No aspecto sonoro, a trilha sonora e os efeitos também acompanham o tom exagerado da animação. O uso de sons vibrantes, quase caricaturais, entra em sintonia com o visual psicodélico de algumas cenas, tornando-as ainda mais impactantes. E o humor, embora não dependa de piadas forçadas, encontra seu espaço nas interações dos personagens. O destaque vai para o uso de frases rápidas e um timing perfeito nas entregas de Sam Rockwell (Lobo), Marc Maron (Cobra) e Awkwafina (Piranha), cujas vozes acabam se tornando tão essenciais quanto a própria animação, carregando o filme com um carisma que é impossível ignorar.
Ao falarmos da questão do “mais e maior” que, como um fantasma, assombra tantas sequências, é importante ressaltar que Os Caras Malvados 2 sabe exatamente onde se expandir. Ele não força a barra em momentos de grande ação ou humor rasteiro. Ao invés disso, ele se dedica a explorar e a aproveitar o estilo visual, os personagens e as situações de forma que, ao fim, a trama se fecha de maneira natural. O filme nos deixa não com a sensação de uma história contada, mas com a de um espetáculo que se desenrolou diante de nossos olhos e que, por um breve momento, fez até mesmo os “maus” parecerem bons.

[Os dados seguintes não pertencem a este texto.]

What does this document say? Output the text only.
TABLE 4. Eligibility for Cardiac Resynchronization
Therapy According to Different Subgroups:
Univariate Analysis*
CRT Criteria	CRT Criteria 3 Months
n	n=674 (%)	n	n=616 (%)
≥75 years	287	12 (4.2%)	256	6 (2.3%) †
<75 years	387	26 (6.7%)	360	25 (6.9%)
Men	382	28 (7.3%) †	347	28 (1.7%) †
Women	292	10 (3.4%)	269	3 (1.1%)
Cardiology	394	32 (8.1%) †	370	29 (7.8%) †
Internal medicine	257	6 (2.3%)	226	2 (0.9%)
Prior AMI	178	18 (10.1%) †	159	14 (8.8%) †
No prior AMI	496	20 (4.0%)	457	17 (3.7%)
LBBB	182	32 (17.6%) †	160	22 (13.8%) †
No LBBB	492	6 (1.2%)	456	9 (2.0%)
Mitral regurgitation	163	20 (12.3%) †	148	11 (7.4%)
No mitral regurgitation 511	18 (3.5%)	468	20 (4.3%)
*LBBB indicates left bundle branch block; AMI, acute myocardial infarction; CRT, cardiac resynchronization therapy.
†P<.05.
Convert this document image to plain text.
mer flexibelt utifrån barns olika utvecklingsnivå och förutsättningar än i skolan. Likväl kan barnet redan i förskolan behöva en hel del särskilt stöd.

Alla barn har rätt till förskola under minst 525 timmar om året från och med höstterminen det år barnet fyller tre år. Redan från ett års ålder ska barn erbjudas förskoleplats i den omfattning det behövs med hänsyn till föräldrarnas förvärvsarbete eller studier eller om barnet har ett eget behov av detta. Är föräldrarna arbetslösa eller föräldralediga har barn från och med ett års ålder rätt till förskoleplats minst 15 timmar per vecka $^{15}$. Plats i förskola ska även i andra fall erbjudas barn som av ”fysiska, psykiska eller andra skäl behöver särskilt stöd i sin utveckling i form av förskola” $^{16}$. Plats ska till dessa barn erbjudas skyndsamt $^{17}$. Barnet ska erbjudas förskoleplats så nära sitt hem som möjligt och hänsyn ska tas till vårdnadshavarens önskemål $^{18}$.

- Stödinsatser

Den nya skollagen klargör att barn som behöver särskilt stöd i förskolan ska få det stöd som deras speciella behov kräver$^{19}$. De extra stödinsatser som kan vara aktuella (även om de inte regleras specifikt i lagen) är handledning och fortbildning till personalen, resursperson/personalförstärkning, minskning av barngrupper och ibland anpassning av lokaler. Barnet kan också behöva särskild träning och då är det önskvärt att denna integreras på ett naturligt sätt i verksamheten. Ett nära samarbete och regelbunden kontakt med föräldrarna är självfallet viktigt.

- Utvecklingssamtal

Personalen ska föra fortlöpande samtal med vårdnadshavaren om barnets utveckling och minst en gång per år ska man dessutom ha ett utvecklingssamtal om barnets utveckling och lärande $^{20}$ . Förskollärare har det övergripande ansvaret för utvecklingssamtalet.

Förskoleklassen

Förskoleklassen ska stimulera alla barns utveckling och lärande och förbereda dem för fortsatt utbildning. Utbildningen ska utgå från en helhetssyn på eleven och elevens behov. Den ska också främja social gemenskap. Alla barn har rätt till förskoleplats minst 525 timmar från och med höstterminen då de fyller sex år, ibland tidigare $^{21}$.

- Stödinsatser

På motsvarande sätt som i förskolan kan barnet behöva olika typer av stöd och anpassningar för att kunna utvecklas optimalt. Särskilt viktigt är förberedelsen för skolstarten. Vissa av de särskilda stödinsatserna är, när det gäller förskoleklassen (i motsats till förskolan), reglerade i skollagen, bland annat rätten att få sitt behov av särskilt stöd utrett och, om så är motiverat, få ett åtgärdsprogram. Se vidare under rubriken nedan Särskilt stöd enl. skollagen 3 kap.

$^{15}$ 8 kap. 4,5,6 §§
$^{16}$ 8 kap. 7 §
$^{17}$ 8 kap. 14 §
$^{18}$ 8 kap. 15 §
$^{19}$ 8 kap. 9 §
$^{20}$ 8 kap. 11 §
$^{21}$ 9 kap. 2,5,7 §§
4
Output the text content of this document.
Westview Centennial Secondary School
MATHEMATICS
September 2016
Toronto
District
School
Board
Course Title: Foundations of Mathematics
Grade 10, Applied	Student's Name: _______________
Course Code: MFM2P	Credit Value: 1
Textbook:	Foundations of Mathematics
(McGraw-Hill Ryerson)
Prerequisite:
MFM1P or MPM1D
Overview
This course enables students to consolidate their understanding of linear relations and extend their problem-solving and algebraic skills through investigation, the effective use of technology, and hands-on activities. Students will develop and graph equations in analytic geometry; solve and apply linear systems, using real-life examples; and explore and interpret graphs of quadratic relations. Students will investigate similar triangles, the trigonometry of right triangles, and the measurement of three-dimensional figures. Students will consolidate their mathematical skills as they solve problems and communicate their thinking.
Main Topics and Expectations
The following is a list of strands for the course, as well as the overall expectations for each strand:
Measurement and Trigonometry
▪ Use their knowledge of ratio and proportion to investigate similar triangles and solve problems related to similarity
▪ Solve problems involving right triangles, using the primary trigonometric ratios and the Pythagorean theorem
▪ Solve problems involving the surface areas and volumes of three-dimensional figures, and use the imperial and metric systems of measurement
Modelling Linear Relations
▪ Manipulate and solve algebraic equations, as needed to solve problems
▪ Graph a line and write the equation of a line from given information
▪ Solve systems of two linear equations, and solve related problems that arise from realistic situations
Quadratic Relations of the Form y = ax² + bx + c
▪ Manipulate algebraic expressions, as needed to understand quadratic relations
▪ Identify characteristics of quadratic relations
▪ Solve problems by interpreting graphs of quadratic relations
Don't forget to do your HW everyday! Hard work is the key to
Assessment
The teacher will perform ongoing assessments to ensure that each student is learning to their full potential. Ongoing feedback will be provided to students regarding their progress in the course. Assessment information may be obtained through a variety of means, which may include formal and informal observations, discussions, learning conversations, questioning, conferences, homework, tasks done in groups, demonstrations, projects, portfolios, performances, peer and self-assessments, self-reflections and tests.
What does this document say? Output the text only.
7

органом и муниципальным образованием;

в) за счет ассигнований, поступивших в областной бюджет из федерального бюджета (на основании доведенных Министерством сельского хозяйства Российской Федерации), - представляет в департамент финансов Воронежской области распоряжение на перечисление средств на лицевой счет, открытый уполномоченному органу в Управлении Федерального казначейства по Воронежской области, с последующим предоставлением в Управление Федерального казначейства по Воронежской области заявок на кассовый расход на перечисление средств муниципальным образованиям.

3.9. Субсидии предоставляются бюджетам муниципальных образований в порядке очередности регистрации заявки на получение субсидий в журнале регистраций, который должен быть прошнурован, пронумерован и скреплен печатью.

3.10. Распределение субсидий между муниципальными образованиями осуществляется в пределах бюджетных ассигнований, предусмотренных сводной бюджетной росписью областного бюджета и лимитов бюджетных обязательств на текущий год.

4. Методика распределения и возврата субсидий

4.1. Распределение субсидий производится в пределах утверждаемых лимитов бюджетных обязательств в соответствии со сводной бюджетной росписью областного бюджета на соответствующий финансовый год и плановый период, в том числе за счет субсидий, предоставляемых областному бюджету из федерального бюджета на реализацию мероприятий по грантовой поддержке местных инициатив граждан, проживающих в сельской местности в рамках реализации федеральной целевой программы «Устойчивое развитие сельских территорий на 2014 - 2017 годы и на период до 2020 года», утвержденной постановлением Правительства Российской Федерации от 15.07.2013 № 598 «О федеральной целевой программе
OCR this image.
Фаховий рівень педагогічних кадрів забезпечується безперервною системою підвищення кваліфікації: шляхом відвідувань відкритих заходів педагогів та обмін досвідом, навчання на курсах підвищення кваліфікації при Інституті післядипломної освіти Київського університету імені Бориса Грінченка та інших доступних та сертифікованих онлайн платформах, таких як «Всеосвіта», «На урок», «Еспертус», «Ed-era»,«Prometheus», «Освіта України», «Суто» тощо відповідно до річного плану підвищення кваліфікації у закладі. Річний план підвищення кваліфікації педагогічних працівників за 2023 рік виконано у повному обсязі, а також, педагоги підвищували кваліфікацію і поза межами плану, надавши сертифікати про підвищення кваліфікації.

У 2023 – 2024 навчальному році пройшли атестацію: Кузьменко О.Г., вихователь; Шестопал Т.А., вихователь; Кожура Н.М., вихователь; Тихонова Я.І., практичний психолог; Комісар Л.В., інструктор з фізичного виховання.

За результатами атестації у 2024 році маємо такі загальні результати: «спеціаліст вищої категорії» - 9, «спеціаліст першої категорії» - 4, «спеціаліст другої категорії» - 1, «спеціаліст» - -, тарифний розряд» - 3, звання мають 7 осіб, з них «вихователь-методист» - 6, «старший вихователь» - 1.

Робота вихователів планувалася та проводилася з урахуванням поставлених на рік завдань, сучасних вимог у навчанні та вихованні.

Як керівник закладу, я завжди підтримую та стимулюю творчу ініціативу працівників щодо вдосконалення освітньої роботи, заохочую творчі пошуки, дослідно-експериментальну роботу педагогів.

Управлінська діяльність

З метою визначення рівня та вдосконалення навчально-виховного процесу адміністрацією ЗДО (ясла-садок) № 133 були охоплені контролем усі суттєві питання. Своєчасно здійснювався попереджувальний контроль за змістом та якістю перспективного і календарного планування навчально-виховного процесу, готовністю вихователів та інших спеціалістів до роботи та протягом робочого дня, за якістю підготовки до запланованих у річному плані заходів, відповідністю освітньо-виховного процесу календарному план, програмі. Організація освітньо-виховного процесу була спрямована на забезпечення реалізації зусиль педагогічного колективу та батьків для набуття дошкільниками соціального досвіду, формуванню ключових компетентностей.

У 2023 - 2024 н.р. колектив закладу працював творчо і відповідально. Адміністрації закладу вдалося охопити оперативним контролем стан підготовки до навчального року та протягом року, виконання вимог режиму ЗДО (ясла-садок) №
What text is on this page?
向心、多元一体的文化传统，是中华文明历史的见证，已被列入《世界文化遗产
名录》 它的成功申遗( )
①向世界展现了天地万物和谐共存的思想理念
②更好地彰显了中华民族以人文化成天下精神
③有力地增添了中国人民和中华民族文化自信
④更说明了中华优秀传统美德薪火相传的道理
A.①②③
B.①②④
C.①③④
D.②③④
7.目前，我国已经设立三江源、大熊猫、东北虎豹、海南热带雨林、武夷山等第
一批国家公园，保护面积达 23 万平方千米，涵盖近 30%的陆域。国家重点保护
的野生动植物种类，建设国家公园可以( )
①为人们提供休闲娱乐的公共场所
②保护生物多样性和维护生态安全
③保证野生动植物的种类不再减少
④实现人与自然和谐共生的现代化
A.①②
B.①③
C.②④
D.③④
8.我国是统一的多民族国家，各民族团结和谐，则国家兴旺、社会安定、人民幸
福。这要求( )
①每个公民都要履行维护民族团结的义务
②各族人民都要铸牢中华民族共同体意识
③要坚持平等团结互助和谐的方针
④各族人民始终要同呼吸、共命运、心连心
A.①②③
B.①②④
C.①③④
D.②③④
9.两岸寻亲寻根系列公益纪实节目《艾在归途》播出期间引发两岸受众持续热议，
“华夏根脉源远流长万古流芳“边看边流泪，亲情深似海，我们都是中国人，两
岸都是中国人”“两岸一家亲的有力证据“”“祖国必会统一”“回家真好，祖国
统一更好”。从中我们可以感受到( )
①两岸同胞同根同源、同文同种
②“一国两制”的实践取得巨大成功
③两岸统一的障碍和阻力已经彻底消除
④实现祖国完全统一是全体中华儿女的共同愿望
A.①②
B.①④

Assim, ao longo de toda a projeção, fica claro – pelo menos para quem vos escreve – que a continuação não apenas superou os obstáculos da comparação com seu antecessor, mas se mostrou uma obra mais madura e bem resolvida. Em uma indústria onde, muitas vezes, o “mais e maior” é sinônimo de excessos sem substância, Os Caras Malvados 2 aposta no equilíbrio entre inovação e familiaridade, conseguindo se destacar pela vivacidade que os grandes filmes de animação merecem.